RE: Unused code positions and mapping to Unicode

From: Asmus Freytag (asmusf@ix.netcom.com)
Date: Fri Aug 06 1999 - 18:01:21 EDT


The principled position (P):

From the definition of the code page, all undefined characters should be
mapped to 0xFFFD. Doing otherwise would presume a definition for these byte
values (in terms of the code page - i.e. the fact that Unicode definess
0x0080 as a C1 control is irrelevant in the context of an 8-bit code page
that does not support C1 controls and therefore 0x80 is undefined).

This is also the only position that allows the recipent to flag the illegal
use of undefined positions in the code page.

The forward looking position (I):

Character sets that are not full, will get fuller! Therefore, tools that
transparently process 8-bit character sets risk destroying data if unknown
character codes are folded into a single 'unknown character' code, e.g. FFFD.

Round tripping is important, less for the currently defined character set,
but more for the future extensions. A tool, written anytime during the
early 90's and following position (P) would today be filtering the Euro
character from CP 1252. That's bad.

Therefore, position I would pick any set of distinct character codes from
the private use area to map holes in 8-bit sets. These codes are the only
ones that implementations are free to used for this purpose.
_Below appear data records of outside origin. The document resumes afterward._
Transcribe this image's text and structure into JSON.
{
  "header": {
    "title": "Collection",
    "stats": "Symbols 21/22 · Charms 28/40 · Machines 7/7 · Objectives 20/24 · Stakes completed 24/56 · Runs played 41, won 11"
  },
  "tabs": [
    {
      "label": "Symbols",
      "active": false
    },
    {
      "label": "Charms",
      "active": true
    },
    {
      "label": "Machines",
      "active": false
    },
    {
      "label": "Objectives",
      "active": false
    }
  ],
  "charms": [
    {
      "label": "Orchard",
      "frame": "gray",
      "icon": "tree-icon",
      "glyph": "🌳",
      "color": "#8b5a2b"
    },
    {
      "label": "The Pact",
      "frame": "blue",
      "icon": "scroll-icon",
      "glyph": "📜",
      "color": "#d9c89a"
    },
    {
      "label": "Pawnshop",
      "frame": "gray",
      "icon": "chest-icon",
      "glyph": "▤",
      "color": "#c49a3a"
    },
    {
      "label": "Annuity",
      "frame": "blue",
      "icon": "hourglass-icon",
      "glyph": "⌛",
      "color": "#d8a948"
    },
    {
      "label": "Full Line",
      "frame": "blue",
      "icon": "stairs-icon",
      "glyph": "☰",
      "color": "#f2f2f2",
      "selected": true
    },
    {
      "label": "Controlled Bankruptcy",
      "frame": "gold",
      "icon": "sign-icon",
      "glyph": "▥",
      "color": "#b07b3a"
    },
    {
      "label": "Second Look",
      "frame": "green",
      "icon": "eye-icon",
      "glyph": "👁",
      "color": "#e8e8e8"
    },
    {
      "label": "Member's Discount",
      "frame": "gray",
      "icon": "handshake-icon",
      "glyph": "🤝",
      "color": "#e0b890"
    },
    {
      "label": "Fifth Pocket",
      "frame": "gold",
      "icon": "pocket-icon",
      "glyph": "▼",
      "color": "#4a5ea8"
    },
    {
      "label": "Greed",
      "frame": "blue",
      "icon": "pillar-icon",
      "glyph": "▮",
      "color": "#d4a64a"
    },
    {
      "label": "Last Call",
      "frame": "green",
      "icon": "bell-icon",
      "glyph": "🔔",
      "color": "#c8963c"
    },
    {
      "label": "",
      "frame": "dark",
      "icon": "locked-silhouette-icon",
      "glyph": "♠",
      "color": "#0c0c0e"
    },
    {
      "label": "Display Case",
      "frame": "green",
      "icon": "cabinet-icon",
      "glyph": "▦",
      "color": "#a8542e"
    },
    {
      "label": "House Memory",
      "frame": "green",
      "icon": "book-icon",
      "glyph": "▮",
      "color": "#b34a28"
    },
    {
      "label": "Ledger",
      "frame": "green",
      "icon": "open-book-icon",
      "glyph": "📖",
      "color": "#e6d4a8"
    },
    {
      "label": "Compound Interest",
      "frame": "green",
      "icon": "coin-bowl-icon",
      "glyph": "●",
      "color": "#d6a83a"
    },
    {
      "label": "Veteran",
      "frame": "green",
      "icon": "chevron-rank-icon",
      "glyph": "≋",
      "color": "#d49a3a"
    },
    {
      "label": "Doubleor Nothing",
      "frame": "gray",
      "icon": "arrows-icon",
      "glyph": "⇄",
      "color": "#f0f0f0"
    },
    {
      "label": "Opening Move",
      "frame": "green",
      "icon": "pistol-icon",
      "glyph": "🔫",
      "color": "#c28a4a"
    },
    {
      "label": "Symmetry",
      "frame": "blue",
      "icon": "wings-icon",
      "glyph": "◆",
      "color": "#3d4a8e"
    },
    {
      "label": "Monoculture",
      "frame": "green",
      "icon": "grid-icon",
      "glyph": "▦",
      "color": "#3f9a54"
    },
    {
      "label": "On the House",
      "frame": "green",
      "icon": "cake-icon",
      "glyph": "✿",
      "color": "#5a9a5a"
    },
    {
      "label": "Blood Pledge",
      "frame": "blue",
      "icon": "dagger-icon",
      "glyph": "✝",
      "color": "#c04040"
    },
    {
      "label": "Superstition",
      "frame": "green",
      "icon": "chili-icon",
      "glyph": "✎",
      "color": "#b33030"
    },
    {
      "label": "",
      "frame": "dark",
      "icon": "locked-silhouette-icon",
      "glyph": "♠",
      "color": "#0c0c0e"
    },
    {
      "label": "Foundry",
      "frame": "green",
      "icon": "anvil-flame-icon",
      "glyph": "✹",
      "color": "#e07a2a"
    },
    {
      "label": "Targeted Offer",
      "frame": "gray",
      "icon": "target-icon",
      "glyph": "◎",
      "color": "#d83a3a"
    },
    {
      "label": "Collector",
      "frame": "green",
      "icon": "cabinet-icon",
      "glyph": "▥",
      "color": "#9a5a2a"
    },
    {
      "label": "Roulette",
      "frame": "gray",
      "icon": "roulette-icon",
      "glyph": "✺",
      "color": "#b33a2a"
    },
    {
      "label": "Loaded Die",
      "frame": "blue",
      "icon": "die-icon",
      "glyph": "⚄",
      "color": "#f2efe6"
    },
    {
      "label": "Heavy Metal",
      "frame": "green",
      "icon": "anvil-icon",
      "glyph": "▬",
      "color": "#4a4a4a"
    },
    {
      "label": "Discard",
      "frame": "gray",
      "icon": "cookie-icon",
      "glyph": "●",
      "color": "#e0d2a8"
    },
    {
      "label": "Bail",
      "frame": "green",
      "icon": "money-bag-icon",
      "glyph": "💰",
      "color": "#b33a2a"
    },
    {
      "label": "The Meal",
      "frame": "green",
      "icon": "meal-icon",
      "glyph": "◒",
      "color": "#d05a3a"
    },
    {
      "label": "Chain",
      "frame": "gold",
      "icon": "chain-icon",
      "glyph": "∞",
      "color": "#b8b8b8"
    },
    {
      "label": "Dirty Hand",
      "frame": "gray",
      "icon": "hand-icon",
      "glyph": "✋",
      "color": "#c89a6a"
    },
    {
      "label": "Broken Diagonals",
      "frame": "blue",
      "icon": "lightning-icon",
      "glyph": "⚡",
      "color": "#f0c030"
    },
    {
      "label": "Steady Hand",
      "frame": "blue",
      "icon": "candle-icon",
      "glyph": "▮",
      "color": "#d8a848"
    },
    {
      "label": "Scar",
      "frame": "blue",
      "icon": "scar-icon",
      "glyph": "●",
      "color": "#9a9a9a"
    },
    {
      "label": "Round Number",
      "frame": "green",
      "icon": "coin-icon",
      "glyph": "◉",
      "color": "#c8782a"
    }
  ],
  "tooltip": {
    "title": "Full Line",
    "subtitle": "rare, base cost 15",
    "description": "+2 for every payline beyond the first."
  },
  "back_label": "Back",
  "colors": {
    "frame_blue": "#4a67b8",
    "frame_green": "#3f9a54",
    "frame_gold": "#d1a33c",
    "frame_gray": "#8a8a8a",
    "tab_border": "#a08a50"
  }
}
The forward looking position (II):

This position bends the rules, by mapping 'holes' 0xXX to Unicode
characters U+00XX. There are two benefits and two problems. Benefit 1 is
that other tools can cooperate with this tool predictably, even after the
CP was extended, and before the tool was itself upgraded. (A consumer
receiving 0x0080 in context of operations on legacy data can re-map the
character internally, if 0x80 has been assigned new meaning since in the
corresponding legacy character set).
Benefit 2: Where legacy implementations have used the holes as private use
control characters, position II would retain the control character nature.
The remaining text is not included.